Our study has several strengths. Because smoking has been shown to be less frequent among people with diabetes than in the general population (19,20) and obesity is a risk factor for developing both pulmonary disease and type 2 diabetes, it is essential that any assessment of the incidence of pulmonary conditions in people with and without diabetes accounts for these factors. We had data on smoking and BMI for the cohort of survey responders, so we were able to compare the incidences of the pulmonary outcomes among survey responders with and without a diagnosis of diabetes while controlling for these key and other confounding factors.

There are also several weaknesses to be noted. The misclassification of diabetes status is a potential issue in the present study, as we were only able to include health plan members with a diagnosis of diabetes. It is possible that members who had never been tested for diabetes did, in fact, have the disease. Such misclassification suggests that the true differences between the incidences of the pulmonary outcomes and the HRs for the association between diabetes and the pulmonary outcomes are greater than we reported. In addition, data on confounding factors were taken from surveys that were mailed to members between 1995 and 1997 for those with a diagnosis of diabetes and in 1993, 1996, or 1999 for those without a diagnosis of diabetes. Because some data were collected before the baseline date of 1 January 1996, there exists the potential for misclassification of confounding variables. It is also possible that members switched categories of confounding variables between the completion of their survey and the end of the study.

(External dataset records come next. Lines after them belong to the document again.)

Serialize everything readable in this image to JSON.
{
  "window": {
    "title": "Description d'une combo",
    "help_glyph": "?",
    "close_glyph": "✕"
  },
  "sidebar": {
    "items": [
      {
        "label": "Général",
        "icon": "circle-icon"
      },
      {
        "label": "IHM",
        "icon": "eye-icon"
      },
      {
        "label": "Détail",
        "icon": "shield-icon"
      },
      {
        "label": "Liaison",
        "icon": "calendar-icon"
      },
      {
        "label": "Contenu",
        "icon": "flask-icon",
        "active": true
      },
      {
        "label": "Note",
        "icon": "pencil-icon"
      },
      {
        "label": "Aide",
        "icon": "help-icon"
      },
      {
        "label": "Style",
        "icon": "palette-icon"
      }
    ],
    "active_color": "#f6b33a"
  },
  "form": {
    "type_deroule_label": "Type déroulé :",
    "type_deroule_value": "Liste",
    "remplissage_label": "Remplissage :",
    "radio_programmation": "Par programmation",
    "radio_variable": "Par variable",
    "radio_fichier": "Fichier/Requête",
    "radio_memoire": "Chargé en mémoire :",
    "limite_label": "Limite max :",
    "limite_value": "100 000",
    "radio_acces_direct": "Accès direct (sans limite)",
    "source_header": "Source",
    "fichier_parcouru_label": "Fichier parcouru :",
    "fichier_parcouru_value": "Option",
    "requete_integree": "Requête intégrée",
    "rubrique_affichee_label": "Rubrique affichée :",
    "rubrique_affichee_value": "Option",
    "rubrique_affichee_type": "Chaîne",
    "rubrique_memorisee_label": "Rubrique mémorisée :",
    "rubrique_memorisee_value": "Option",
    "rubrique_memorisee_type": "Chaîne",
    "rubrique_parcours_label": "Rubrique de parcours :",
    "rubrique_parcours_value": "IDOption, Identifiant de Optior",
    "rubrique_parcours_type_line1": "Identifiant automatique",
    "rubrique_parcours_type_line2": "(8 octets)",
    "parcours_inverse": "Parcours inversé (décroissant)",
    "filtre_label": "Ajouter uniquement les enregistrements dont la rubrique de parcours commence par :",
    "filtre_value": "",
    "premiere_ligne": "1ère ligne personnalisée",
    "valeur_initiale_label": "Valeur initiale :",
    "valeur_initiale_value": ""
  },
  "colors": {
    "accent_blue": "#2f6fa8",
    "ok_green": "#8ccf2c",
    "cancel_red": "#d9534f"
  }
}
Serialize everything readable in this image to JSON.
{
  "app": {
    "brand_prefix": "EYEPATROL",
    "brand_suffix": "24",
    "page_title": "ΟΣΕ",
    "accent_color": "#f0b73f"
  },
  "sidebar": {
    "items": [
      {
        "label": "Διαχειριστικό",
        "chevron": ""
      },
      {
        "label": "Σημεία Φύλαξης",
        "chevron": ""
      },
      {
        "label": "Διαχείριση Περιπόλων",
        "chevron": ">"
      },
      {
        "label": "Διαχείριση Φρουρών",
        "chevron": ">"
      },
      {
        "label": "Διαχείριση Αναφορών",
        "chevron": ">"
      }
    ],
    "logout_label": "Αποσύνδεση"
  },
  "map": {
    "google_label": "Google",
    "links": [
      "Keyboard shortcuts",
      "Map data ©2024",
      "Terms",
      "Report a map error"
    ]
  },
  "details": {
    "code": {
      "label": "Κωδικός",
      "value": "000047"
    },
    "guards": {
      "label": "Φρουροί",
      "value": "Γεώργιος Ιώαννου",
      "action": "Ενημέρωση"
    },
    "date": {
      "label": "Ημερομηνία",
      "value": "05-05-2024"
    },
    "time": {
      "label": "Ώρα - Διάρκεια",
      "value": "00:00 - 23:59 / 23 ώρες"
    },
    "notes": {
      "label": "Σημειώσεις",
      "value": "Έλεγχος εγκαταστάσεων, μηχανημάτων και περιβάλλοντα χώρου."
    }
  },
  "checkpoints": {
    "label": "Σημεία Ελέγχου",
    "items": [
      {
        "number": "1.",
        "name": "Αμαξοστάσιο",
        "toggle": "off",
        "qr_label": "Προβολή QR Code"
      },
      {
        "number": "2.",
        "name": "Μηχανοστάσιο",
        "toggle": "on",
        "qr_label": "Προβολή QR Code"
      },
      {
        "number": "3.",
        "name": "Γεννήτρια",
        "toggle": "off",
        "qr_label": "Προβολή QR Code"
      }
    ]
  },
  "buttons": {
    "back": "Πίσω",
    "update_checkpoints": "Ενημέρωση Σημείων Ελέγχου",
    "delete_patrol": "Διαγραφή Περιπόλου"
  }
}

Data on physical activity, a potential confounder of the associations between diabetes and the pulmonary outcomes, were, unfortunately, unavailable. The differential diagnosis of pulmonary outcomes by diabetes status was also a potential problem, as members with a diagnosis of diabetes are likely to have more contact with the health plan than those without. We addressed this issue by restricting our outcome definition to those patients requiring hospitalization who had the pulmonary outcome of interest listed as their primary discharge diagnosis and those for whom the pulmonary outcome was listed as their underlying cause of death, thus minimizing detection bias. We also included the number of outpatient visits attended in the year before the baseline in fully adjusted models and the associations remained statistically significant.

In summary, our results suggest that patients with a diagnosis of diabetes are at increased risk for asthma, COPD, pulmonary fibrosis, and pneumonia. Future studies examining the risk of these pulmonary conditions among patients with and without diabetes could benefit from a prospective design that includes repeated measurements of smoking, alcohol consumption, BMI, and physical activity over time.

This study was funded by Eli Lilly and Company and Pfizer. A.F. has received funding from Takeda and Eli Lilly to conduct research. No other potential conflicts of interest relevant to this article were reported.